Y, bien es verdad que la elección de los órganos de control judiciales tiene lugar en el Parlamento, donde reside la soberanía nacional, donde se encuentran los representantes legítimamente elegidos por el pueblo. Pero eso no quiere decir que no se produzcan distorsiones y se ejerzan presiones indeseables que dejan en evidencia la sumisión al poder o, cuando menos, la notable influencia de éste y de determinados grupos de presión.

Los baremos para calibrar la validez de determinadas decisiones de los jueces varían en función de si la mayoría es progresista o conservadora en el seno del CGPJ, lo que resta credibilidad e independencia, que es lo mínimo que debemos exigir a la Justicia.

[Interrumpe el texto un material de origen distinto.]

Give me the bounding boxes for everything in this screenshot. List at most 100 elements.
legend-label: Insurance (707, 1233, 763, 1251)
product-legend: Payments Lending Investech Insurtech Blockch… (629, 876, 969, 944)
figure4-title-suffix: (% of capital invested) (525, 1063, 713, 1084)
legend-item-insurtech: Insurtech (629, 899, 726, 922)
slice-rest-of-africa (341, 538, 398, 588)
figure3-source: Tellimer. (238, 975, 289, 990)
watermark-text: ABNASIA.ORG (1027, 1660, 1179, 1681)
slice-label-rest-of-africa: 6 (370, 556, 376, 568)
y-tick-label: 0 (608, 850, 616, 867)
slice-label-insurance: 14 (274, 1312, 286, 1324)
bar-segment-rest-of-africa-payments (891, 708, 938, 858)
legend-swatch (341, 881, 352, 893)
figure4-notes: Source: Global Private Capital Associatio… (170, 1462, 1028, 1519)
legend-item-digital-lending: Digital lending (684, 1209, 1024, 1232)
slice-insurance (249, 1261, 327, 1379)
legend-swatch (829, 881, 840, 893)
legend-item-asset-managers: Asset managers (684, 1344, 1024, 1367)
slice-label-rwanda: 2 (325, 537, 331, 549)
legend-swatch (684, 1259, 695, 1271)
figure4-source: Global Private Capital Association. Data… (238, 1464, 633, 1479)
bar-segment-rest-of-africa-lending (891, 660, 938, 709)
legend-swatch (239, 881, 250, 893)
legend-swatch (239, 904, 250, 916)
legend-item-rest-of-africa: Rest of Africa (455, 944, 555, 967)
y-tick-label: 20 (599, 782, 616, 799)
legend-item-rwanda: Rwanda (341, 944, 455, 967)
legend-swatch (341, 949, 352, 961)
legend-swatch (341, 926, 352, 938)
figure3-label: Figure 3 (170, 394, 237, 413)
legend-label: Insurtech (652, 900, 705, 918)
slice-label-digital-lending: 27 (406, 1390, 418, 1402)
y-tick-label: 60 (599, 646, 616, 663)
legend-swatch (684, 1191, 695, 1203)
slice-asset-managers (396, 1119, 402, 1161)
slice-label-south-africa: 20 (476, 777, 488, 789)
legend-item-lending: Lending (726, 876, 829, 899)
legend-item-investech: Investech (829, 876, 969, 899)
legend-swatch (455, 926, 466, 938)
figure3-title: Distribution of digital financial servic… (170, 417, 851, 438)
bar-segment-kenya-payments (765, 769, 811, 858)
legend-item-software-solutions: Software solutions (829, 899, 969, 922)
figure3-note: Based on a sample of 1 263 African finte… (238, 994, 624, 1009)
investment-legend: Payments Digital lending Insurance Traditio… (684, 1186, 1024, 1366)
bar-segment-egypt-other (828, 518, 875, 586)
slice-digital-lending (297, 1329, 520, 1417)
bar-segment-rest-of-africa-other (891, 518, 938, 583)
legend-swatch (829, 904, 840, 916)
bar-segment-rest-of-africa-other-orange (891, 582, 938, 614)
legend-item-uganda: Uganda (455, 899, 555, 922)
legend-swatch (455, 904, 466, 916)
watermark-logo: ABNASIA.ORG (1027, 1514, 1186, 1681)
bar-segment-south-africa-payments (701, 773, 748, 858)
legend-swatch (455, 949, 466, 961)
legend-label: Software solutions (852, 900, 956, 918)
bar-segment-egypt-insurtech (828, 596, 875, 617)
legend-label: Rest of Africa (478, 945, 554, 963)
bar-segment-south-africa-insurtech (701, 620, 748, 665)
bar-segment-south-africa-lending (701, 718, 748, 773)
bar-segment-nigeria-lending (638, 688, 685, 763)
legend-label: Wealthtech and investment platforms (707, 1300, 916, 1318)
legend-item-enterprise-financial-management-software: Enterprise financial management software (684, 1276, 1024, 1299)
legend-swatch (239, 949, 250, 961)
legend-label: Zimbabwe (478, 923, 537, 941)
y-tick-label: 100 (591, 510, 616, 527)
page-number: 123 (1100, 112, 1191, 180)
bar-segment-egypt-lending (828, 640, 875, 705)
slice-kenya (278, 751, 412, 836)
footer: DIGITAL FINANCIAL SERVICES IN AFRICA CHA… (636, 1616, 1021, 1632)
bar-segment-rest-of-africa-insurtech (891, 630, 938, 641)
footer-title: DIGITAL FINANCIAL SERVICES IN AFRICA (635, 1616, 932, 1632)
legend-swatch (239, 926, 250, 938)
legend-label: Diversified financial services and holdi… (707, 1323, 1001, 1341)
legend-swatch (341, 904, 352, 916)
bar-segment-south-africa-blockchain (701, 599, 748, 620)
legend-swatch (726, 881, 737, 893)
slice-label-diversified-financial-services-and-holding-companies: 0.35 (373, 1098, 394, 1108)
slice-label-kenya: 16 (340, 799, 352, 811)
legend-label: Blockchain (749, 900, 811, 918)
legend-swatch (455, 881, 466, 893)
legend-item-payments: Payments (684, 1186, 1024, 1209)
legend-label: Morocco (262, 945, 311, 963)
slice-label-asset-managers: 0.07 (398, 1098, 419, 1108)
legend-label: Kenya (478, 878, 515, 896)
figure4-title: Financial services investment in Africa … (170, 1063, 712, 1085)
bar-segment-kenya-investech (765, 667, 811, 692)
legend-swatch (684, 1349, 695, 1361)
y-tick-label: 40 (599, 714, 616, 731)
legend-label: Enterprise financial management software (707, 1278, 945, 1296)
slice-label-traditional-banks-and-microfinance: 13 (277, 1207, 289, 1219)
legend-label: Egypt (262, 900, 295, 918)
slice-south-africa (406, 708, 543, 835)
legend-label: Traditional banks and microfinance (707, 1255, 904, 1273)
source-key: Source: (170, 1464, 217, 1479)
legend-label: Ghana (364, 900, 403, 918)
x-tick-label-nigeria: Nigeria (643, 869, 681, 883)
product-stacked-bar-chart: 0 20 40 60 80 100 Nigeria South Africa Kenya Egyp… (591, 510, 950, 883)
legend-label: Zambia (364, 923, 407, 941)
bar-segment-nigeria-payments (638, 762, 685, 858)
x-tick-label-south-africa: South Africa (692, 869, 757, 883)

El sistema electoral español se caracteriza por un excesivo peso de los aparatos de los grandes partidos, sólo atentos al juicio de los ciudadanos cuando se convocan comicios. Esto afecta notoriamente a todas las esferas de la vida pública. La influencia del poder se extiende como un tumor indeseable.

Tal vez haya que modificar el funcionamiento de los órganos de gobierno de los jueces, pero no estaría de más plantear una reforma del sistema electoral que supusiera un avance en la profundización democrática incluyendo, por supuesto, las listas abiertas.